Pile Distortion is a disturbance in the texture and color of your area rug that happens when regular useage or wear eventually causes the fibers that make the surface pile untwist themselves. The untwisted fibers will now absorb light into new areas of the fibers, while the areas of unworn fibers that remain in tact will continue to reflect the light that hits them. There are certain situations in which regular, everyday foot traffic can train the fibers to lean the wrong way. Unfortunately, due to improper in home cleaning, fibers can be reset in the location at which they lie and less strong fibers, like the kind you would find in Viscose rugs, will lose the tightness of their twist which makes them lie in the wrong direction. These sections of the rug pile that become dark and distorted can end up being permanent. The fibers in these areas lie in a different direction than where they are intended and cannot be brushed back to sit properly. Area rugs with larger, more open type patterns typically show this distortion more so than rugs with more intricate patterns.
Wear Patterns on area rugs are areas across the pile that are easily visible and typically large. They consist of fibers worn down or eroded due to constant, heavy usage. Rugs used in doorways or halls most typically fit this description. High Traffic Lanes on a rug that do not get enough regular maintenance will eventually develop wear patterns. Weaker fibers will typically break down completely when subjected to excessive foot traffic, which in itself causes permanent Wear Patterns. Wear Patterns cannot be washed out, like normal traffic lanes might be able to, due to the permanent damage caused. The areas with the most wear can eventually break all the way down to the foundation weave, with no pile, if not taken care of.
Traffic Lanes are areas across the most highly trafficked portions of the rug that look darker and more discolored that the other portions. Traffic Lanes are usually located on the areas of the rug that are most walked on or where people may rest their feet on often, such as the middle of the rug, or areas placed around furniture.
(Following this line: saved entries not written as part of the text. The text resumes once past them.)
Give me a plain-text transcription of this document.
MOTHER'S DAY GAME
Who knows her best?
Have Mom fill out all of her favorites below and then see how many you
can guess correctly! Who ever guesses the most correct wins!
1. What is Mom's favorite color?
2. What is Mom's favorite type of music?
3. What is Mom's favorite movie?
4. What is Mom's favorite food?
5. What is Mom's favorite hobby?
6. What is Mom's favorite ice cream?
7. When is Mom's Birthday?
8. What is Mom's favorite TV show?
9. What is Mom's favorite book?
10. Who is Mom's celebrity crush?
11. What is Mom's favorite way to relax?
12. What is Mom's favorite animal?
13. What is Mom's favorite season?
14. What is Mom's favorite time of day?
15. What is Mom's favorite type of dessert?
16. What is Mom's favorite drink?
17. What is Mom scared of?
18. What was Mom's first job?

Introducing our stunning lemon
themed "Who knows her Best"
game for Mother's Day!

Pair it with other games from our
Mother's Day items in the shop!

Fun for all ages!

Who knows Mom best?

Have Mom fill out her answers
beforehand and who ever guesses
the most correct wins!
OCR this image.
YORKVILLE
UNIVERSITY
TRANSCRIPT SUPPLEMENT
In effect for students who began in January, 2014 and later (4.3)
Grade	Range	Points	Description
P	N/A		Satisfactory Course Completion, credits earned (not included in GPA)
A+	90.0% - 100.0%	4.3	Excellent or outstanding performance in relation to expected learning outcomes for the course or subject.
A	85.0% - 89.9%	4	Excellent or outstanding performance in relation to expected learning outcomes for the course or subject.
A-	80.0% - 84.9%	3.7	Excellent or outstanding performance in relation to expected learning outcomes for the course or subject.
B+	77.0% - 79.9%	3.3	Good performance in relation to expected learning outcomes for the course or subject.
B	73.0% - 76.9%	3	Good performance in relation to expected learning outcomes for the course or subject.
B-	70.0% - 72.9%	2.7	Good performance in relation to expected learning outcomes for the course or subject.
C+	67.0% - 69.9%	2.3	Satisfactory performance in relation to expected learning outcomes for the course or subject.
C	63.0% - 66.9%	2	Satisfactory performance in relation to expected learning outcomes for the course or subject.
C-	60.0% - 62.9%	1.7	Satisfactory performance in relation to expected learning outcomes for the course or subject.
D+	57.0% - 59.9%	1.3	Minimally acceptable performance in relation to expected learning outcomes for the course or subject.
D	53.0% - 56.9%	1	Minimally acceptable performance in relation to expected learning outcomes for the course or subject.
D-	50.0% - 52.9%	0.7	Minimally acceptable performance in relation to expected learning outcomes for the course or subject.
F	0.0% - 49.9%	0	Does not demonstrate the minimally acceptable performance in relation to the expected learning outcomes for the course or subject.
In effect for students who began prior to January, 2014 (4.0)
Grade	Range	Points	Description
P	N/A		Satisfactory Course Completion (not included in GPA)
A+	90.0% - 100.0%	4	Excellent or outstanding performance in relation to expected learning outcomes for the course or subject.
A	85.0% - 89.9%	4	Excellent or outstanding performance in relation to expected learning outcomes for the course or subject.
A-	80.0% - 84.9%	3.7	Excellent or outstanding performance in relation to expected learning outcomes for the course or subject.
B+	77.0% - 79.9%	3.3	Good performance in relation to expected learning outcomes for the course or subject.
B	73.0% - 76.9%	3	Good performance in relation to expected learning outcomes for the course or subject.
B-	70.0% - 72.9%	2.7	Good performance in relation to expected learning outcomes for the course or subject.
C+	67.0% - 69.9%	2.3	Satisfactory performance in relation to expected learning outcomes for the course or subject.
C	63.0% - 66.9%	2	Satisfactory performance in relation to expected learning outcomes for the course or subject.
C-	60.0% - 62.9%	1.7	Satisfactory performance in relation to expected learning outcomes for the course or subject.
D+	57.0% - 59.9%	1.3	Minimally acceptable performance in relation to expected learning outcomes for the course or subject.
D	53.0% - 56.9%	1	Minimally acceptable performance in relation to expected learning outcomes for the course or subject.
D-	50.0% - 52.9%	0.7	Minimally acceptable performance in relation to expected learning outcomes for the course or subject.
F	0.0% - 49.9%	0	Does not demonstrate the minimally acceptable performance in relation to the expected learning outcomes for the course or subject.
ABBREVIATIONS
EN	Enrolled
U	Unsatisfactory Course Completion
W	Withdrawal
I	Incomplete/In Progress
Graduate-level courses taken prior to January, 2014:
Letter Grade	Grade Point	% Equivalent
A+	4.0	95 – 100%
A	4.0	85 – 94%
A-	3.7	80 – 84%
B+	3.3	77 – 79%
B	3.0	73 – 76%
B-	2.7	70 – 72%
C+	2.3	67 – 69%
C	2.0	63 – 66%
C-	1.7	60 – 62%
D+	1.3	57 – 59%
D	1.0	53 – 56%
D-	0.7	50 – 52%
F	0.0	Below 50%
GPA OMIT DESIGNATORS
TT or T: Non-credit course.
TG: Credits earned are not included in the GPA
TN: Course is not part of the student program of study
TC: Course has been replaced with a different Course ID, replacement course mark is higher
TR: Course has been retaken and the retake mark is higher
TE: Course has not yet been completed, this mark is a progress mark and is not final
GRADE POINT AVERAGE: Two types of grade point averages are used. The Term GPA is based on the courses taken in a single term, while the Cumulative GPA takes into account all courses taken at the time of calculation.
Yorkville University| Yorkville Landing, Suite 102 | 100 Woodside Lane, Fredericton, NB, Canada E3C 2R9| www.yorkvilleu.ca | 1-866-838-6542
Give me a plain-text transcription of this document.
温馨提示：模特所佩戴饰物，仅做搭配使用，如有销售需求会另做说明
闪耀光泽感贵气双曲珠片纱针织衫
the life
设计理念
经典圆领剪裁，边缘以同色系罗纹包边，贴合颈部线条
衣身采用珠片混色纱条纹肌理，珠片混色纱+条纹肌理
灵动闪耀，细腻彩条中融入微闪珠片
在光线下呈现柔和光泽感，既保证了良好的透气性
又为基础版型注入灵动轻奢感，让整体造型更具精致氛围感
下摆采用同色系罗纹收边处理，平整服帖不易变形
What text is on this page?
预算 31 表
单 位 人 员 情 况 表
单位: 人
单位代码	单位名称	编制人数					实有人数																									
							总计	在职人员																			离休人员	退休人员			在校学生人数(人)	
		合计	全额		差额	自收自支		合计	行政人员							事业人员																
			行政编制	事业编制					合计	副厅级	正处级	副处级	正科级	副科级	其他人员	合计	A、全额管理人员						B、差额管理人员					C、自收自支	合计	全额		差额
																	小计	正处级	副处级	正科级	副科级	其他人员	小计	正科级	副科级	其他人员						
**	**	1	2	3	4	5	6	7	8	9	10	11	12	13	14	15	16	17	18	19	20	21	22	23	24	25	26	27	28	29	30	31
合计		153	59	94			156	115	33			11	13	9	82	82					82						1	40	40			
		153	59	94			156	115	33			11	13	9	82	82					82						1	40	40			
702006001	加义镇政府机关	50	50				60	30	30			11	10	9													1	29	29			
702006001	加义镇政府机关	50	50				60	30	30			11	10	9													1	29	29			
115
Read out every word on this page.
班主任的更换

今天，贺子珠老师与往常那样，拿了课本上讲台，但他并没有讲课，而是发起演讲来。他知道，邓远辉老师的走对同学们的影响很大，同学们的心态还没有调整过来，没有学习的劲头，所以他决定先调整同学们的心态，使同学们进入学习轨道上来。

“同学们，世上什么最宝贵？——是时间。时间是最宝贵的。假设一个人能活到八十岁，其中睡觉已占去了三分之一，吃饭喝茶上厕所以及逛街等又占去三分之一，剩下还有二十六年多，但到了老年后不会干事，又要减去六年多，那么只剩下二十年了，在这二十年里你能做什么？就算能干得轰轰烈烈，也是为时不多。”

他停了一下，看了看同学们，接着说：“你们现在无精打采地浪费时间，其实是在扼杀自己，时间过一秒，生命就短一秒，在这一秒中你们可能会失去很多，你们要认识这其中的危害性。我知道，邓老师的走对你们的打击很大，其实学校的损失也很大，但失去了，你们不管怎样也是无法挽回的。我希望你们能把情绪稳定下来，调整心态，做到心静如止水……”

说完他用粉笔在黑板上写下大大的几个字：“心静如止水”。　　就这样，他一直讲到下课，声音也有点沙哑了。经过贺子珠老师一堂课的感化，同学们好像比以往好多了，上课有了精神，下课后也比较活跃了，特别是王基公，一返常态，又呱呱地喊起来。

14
These Traffic Lanes are a direct result of constant foot traffic, as well as inadequate regular maintenance. Weaker rug fibers do not typically hold up to normal traffic, much less heavy traffic, very well at all. Traffic Lanes on rugs with weaker fibers tend to show up much more noticeably and will typically show up more quickly than on higher quality rugs. After an extended period of time, these Traffic Lanes will clearly look darker, gray and more soiled than the portions of the rug that lie beneath furniture.